Mistake	Correct Approach
Delete pod first	Diagnose first, delete is rarely the fix
Restart without logs	Always check `logs --previous` before restart
Assume it's the obvious thing	Verify with actual output
Apply fix immediately	Present options, wait for confirmation
Skip verification	Always `get pods -w` after fix

错误做法	正确做法
先删除Pod	先诊断，删除很少是根本修复方案
未查看日志就重启	重启前务必检查 `logs --previous`
假设是显而易见的问题	用实际输出验证
立即执行修复	提供选项，等待确认
跳过验证步骤	修复后务必执行 `get pods -w`

Quick Diagnosis Cheat Sheet

快速诊断速查表

bash

undefined

bash

undefined

Full state snapshot

完整状态快照

kubectl get pods,svc,deploy,rs,events --sort-by='.lastTimestamp'

Pod deep dive

Pod深度分析

kubectl describe pod <name> | grep -A5 "State:|Events:" kubectl logs <pod> --previous --tail=50

Service connectivity

服务连通性检查

kubectl get endpoints <svc> kubectl describe svc <svc> | grep Selector

Resource issues

资源问题检查

kubectl describe nodes | grep -A5 "Allocated resources" kubectl top pods

undefined

kubectl describe nodes | grep -A5 "Allocated resources" kubectl top pods

undefined

Verification After Fix

修复后的验证

bash

undefined

bash

undefined

Watch pod come up

监控Pod启动

kubectl get pods -w

Verify running and ready

验证Pod运行就绪

kubectl get pods -o wide # STATUS=Running, READY=1/1

Check no new crashes

检查是否有新的崩溃

kubectl describe pod <new-pod> | grep "Restart Count"

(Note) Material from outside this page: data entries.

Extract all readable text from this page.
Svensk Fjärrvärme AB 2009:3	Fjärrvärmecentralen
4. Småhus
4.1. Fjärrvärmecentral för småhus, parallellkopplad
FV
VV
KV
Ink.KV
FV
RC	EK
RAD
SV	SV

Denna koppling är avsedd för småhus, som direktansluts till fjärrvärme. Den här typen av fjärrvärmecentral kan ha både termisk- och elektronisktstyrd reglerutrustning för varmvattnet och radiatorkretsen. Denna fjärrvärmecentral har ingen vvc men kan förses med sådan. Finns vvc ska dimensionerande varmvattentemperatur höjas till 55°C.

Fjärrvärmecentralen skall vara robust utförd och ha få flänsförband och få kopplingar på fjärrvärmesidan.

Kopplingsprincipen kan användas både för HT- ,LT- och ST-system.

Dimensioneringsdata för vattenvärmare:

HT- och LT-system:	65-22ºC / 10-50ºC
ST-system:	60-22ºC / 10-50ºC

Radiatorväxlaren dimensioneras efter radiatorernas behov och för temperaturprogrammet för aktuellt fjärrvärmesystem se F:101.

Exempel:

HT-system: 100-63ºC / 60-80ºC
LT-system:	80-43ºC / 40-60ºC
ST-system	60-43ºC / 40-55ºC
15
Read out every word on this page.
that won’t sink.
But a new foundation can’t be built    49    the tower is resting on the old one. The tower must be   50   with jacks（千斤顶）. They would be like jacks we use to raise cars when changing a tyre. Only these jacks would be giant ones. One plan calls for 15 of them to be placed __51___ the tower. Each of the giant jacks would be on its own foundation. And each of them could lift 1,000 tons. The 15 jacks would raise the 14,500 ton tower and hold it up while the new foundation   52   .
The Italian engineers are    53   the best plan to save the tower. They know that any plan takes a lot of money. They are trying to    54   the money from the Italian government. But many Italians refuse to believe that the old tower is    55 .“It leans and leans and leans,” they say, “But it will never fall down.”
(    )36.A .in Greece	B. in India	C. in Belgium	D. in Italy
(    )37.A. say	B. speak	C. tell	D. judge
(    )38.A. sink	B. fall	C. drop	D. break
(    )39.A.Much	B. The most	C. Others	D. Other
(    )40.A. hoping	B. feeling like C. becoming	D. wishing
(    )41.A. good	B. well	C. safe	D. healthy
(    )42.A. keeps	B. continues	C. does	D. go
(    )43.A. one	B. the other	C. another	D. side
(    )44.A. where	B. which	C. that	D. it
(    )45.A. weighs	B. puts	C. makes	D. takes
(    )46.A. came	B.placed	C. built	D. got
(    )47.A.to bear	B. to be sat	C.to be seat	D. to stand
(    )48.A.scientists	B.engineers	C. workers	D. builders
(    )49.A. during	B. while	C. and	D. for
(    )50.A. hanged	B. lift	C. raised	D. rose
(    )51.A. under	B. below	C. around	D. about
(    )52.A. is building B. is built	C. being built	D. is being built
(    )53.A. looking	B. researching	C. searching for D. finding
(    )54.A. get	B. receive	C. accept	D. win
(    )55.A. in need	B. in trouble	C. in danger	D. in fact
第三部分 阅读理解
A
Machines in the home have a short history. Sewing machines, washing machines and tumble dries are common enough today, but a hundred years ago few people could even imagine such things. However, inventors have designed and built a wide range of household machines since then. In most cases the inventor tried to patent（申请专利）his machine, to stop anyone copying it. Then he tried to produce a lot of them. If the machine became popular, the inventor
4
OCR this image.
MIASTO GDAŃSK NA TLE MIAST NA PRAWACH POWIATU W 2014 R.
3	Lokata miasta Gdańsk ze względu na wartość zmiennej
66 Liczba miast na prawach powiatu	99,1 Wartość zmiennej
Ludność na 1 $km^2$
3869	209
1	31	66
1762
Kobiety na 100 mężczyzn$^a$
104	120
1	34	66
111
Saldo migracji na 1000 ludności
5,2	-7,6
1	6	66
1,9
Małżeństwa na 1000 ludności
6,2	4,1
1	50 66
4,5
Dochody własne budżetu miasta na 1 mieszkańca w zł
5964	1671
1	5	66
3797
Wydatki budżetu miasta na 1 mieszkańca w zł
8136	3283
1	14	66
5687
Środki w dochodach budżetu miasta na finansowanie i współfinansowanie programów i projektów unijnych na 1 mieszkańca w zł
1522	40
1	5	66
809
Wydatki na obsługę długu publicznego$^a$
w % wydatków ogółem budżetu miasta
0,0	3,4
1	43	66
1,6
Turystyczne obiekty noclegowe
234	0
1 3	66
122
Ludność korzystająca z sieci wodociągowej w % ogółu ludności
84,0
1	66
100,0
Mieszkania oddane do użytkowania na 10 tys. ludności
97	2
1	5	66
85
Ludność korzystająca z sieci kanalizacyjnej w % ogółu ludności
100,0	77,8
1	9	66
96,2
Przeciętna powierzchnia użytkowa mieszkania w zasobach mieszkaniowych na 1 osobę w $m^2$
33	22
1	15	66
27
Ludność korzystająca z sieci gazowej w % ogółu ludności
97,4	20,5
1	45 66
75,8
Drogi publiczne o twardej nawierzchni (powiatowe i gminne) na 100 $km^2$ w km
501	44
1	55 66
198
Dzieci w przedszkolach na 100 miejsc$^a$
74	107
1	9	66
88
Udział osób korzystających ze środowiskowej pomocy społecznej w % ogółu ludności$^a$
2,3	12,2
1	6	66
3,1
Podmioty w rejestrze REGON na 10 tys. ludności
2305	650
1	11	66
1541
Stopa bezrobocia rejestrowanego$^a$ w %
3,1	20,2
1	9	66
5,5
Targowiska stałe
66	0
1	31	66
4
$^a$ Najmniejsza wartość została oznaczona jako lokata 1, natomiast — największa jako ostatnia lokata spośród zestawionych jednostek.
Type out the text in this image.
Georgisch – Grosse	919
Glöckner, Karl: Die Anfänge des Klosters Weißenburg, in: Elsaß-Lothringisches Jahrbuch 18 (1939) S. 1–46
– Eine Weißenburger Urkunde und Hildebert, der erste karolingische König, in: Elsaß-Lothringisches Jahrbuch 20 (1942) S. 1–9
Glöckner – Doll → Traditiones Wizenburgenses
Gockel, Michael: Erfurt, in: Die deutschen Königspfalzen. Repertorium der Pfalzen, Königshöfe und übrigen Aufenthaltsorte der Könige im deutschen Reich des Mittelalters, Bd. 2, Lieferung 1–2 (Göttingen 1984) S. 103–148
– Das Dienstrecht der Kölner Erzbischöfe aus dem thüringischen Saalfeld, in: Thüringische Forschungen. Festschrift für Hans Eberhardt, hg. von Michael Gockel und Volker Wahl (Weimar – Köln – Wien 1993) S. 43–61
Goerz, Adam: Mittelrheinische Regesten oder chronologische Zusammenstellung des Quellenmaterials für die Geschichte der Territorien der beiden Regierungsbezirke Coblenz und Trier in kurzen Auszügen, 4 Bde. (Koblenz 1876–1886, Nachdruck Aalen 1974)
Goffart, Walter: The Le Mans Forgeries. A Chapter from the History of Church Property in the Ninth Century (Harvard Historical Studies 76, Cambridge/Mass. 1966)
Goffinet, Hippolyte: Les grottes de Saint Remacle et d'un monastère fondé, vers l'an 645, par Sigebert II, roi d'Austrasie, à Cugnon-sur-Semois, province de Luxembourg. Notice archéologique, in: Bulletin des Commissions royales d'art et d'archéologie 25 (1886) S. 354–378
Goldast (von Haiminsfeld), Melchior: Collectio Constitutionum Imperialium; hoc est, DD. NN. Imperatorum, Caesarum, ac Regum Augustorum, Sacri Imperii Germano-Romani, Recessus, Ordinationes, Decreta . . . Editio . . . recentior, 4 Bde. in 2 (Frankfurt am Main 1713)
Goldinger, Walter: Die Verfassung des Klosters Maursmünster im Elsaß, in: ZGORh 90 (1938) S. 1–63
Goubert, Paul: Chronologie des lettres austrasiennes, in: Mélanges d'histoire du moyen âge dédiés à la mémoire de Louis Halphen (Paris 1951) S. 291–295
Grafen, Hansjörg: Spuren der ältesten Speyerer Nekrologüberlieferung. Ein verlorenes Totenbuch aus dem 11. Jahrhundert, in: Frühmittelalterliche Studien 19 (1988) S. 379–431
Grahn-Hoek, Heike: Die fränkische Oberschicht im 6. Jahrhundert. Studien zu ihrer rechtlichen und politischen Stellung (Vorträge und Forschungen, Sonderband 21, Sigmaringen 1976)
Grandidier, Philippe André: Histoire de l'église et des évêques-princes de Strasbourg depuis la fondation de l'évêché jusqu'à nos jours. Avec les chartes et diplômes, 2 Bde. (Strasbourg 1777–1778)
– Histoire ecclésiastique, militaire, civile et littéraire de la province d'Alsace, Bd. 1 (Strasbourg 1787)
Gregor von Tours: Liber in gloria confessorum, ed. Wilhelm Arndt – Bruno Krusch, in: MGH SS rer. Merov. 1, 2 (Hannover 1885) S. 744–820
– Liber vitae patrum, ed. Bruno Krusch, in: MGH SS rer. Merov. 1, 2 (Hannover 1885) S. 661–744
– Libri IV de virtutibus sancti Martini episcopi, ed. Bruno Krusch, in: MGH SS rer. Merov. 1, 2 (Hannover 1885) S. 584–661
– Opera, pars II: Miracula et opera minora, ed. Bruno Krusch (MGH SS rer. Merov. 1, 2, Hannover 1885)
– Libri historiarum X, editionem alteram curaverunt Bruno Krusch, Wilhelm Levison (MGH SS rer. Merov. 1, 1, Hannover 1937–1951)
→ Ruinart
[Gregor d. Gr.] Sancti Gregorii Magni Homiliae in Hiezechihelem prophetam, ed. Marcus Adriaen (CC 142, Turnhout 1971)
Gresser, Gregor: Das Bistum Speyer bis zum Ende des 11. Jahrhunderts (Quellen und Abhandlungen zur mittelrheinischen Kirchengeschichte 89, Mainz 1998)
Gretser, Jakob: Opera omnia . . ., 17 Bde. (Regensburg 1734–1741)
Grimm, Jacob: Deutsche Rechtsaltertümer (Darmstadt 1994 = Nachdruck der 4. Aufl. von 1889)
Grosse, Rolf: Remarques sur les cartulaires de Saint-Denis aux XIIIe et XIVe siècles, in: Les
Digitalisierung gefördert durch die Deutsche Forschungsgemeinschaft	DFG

Only mark issue resolved after pod is stable for 2+ minutes.

kubectl describe pod <new-pod> | grep "Restart Count"


只有当Pod稳定运行2分钟以上，才能标记问题已解决。

Mandatory Checkpoint

强制检查点

Before running ANY kubectl command that modifies resources:

Have I presented at least 2 numbered options?
Has user explicitly selected one?
Did I wait for their response?

If any unchecked → STOP, present options first.

在执行任何修改资源的kubectl命令前：

是否已提供至少2个编号选项？
用户是否明确选择了其中一个？
是否已等待用户回复？

如果有任何一项未完成 → 停止操作，先提供选项。